Define functions $h_i(x)=\frac{1}{2}\sum_{j=1}^{n}c_{ij}x_j-f_i(x)$ for $1\leq i\leq n$ . Observe that $\frac{\partial h_i}{\partial x_j}-\frac{\partial h_j}{\partial x_i}=0$ for all $i,j$ (we are using the fact that $c_{ji}=-c_{ij}$ , by definition).
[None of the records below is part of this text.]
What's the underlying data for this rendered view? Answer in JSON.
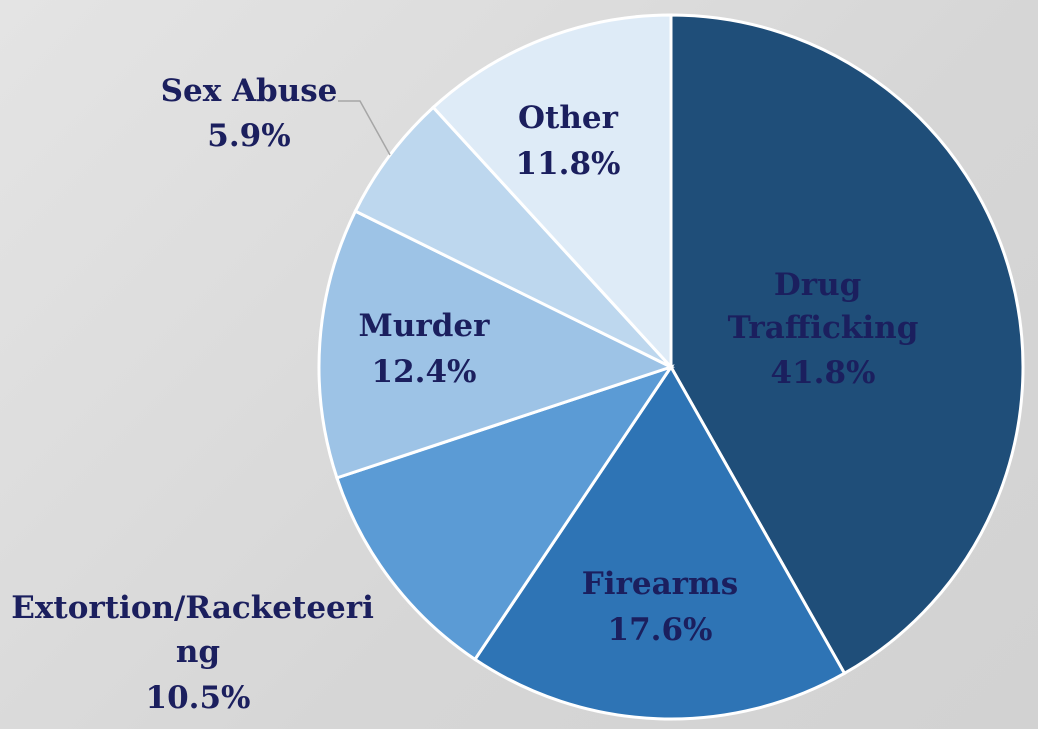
{
  "chart_data": {
    "type": "pie",
    "legend": "none",
    "slices": [
      {
        "label": "Drug Trafficking",
        "value_label": "41.8%",
        "value": 41.8,
        "color": "#1f4e79"
      },
      {
        "label": "Firearms",
        "value_label": "17.6%",
        "value": 17.6,
        "color": "#2e74b5"
      },
      {
        "label": "Extortion/Racketeering",
        "value_label": "10.5%",
        "value": 10.5,
        "color": "#5b9bd5"
      },
      {
        "label": "Murder",
        "value_label": "12.4%",
        "value": 12.4,
        "color": "#9dc3e6"
      },
      {
        "label": "Sex Abuse",
        "value_label": "5.9%",
        "value": 5.9,
        "color": "#bdd7ee"
      },
      {
        "label": "Other",
        "value_label": "11.8%",
        "value": 11.8,
        "color": "#deebf7"
      }
    ]
  }
}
Since the 1-form $\omega=h_1(x)dx_1+...+h_n(x)dx_n$ is closed and the domain $\mathbb{R}^n$ is simply connected, the form will be exact and have a potential $g$ (we can let $g(x)=\int_{0}^{x}\omega$ ), meaning that $h_i(x)=\frac{\partial g}{\partial x_i}$ . Rearranging the terms in the equation defining $h_i(x)$ , we find that $f_i(x)+\frac{\partial g}{\partial x_i}=\frac{1}{2}\sum_{j=1}^{n}c_{ij}x_j$ , a linear function, as claimed.

A great problem that I will be happy to assign as a homework or exam question in my calculus classes (if you allow). It really tests the understanding of the basic concepts. Thank you for posting, comrade!